I have a polynomial equation in $x$ and $y$,
$$ (a-b)(xy+1) + (ab+1)(y-x) = 0. $$ What transformation can act on $x$ and $y$ so that any point that satisfies this equation is mapped to another point that satisfies it?

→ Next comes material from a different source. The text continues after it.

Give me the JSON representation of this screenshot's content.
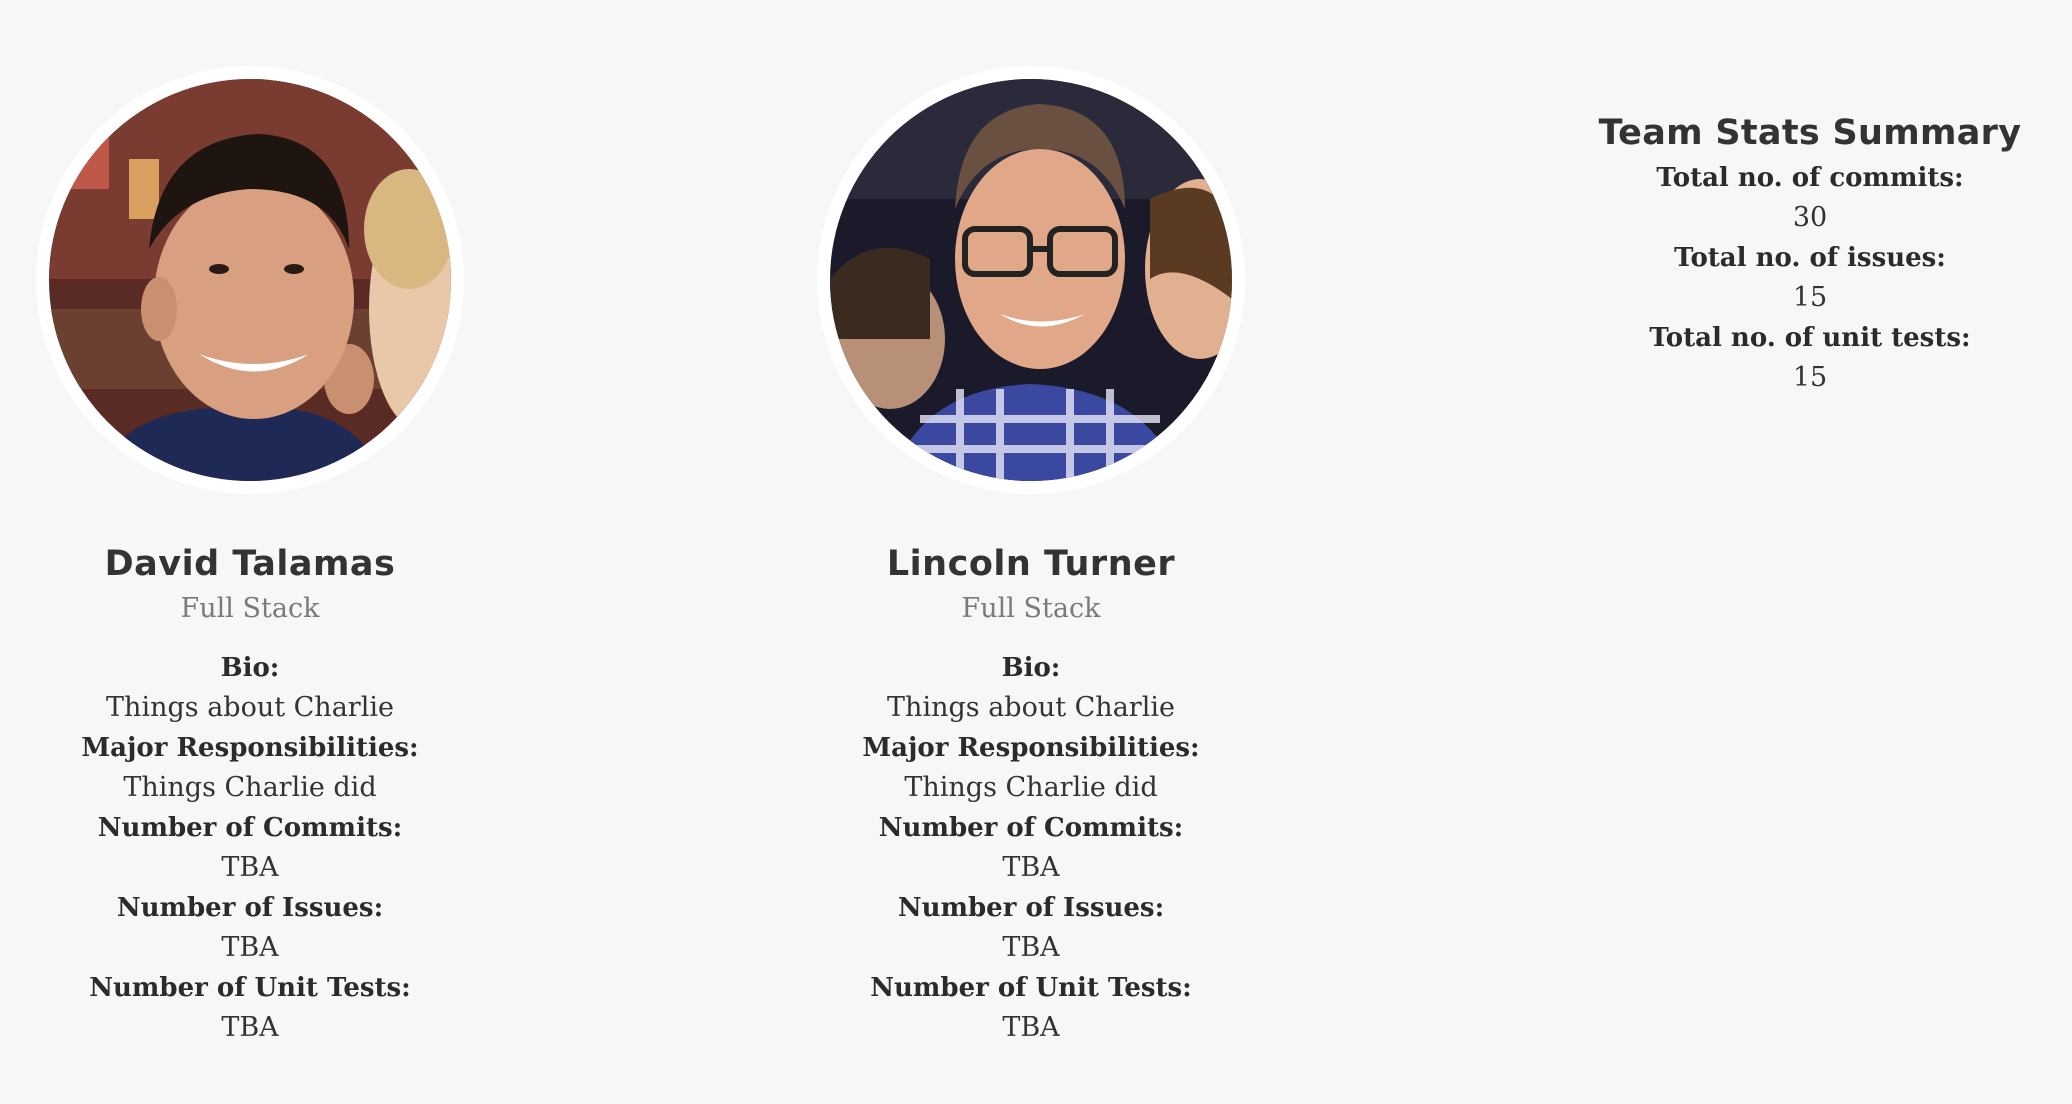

If there is a general way to find these transformations given a polynomial equation, that would also be nice to know.
You have $a,b,x,y\in\mathbb{R}$ ($\mathbb{R}$ can be replaced by $\mathbb{C}$ in every occurrence in this answer) such that $$\frac{a-b}{ab+1}=\frac{x-y}{xy+1}.\tag{*}$$ Let $c:=\arctan(a)$, $d:=\arctan(b)$, $u:=\arctan(x)$, and $v:=\arctan(y)$. Consider $c$, $d$, $u$, and $v$ as elements of $\mathbb{R}/\pi\mathbb{Z}$. Then, we have $$\tan(c-d)=\tan(u-v)\,.$$ Consequently, $c-d=u-v$.

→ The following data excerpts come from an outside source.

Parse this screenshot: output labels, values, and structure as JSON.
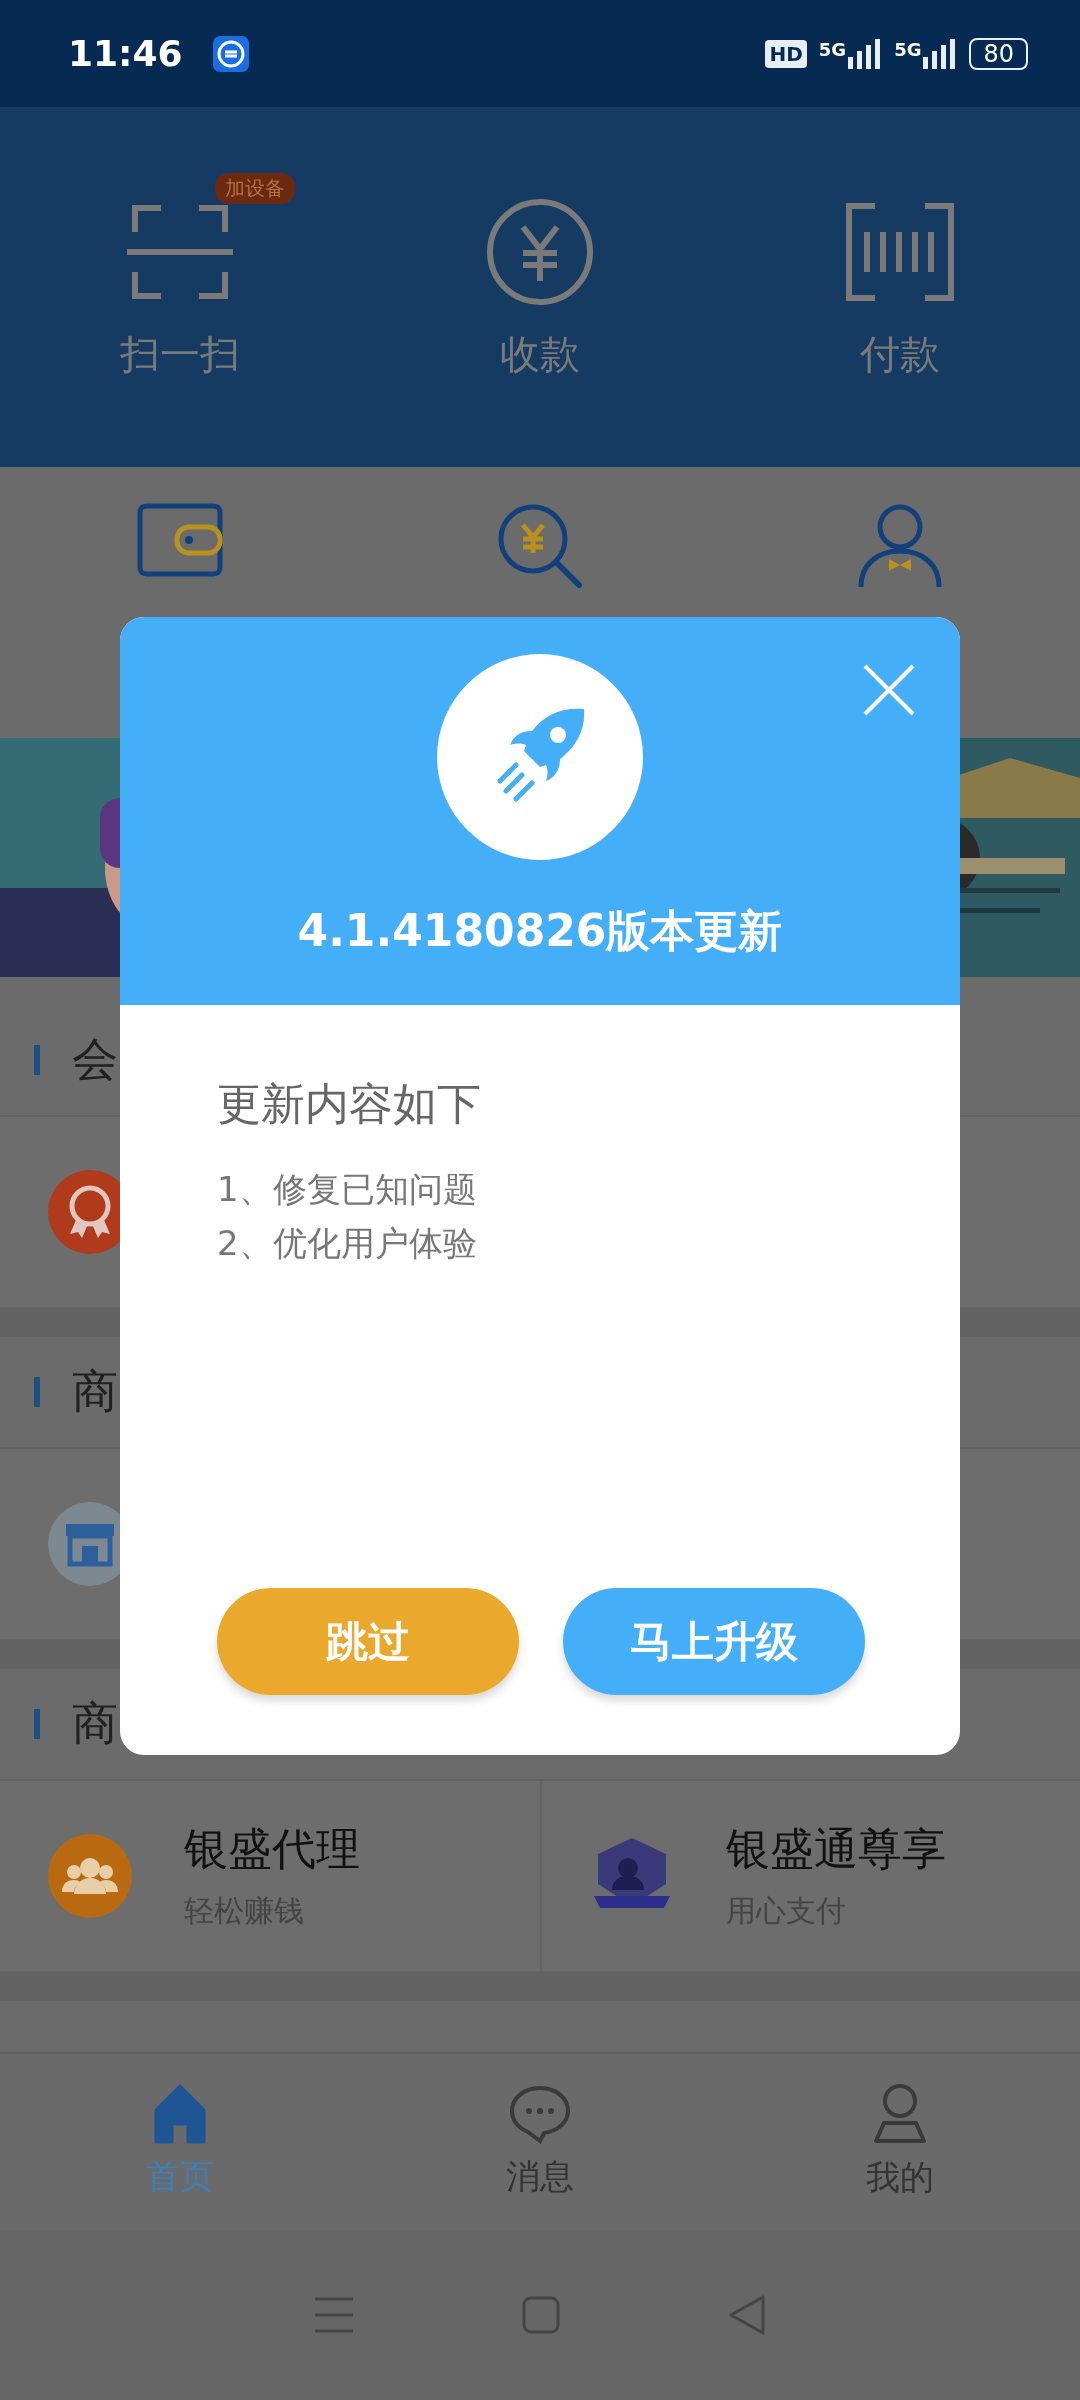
{
  "status_bar": {
    "time": "11:46",
    "hd": "HD",
    "networks": [
      "5G",
      "5G"
    ],
    "battery": "80"
  },
  "header_actions": [
    {
      "label": "扫一扫",
      "badge": "加设备",
      "kind": "scan"
    },
    {
      "label": "收款",
      "kind": "receive"
    },
    {
      "label": "付款",
      "kind": "pay"
    }
  ],
  "shortcuts": [
    {
      "kind": "wallet"
    },
    {
      "kind": "search"
    },
    {
      "kind": "person"
    }
  ],
  "sections": [
    {
      "title": "会",
      "items": [
        {
          "kind": "medal"
        }
      ]
    },
    {
      "title": "商",
      "items": [
        {
          "kind": "shop"
        }
      ]
    },
    {
      "title": "商",
      "items": [
        {
          "kind": "agent",
          "title": "银盛代理",
          "subtitle": "轻松赚钱"
        },
        {
          "kind": "vip",
          "title": "银盛通尊享",
          "subtitle": "用心支付"
        }
      ]
    }
  ],
  "tab_bar": [
    {
      "label": "首页",
      "selected": true,
      "kind": "home"
    },
    {
      "label": "消息",
      "selected": false,
      "kind": "message"
    },
    {
      "label": "我的",
      "selected": false,
      "kind": "me"
    }
  ],
  "dialog": {
    "title": "4.1.4180826版本更新",
    "heading": "更新内容如下",
    "items": [
      "1、修复已知问题",
      "2、优化用户体验"
    ],
    "buttons": [
      {
        "label": "跳过",
        "kind": "skip"
      },
      {
        "label": "马上升级",
        "kind": "primary"
      }
    ]
  }
}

Now, any transformation $T:\mathbb{R}/\pi\mathbb{Z}\to\mathbb{R}/\pi\mathbb{Z}$ of the form $$T(t)=t+q\text{ for all }t\in\mathbb{R}/\pi\mathbb{Z}\,,$$ for some fixed constant $q\in\mathbb{R}/\pi\mathbb{Z}$ satisfies $$T(t_1)-T(t_2)=t_1-t_2,$$ for all $t_1,t_2\in\mathbb{R}/\pi\mathbb{Z}$. Consider the function $f:\mathbb{R}\to\mathbb{R}$ sending $$s\mapsto \tan\big(\arctan(s)+q\big)=\frac{s+p}{1-sp}\text{ for all }s\in\mathbb{R}\,,$$ where $q\in\mathbb{R}$ is a fixed constant and $p:=\tan(q)$. Then, if $a,b,x,y\in\mathbb{R}$ satisfy (*), then $$\frac{a-b}{ab+1}=\frac{f(x)-f(y)}{f(x)\,f(y)+1}$$ too.
In fact, only functions $f$ of the given form satisfy the requirement. Thus, all solutions $(x,y)\in\mathbb{R}\times\mathbb{R}$ to (*) is of the form $$(x,y)=\left(\frac{a+p}{1-ap},\frac{b+p}{1-bp}\right)$$ for some $p\in\mathbb{R}$ such that $p\neq\dfrac{1}{a}$ and $p\neq \dfrac{1}{b}$.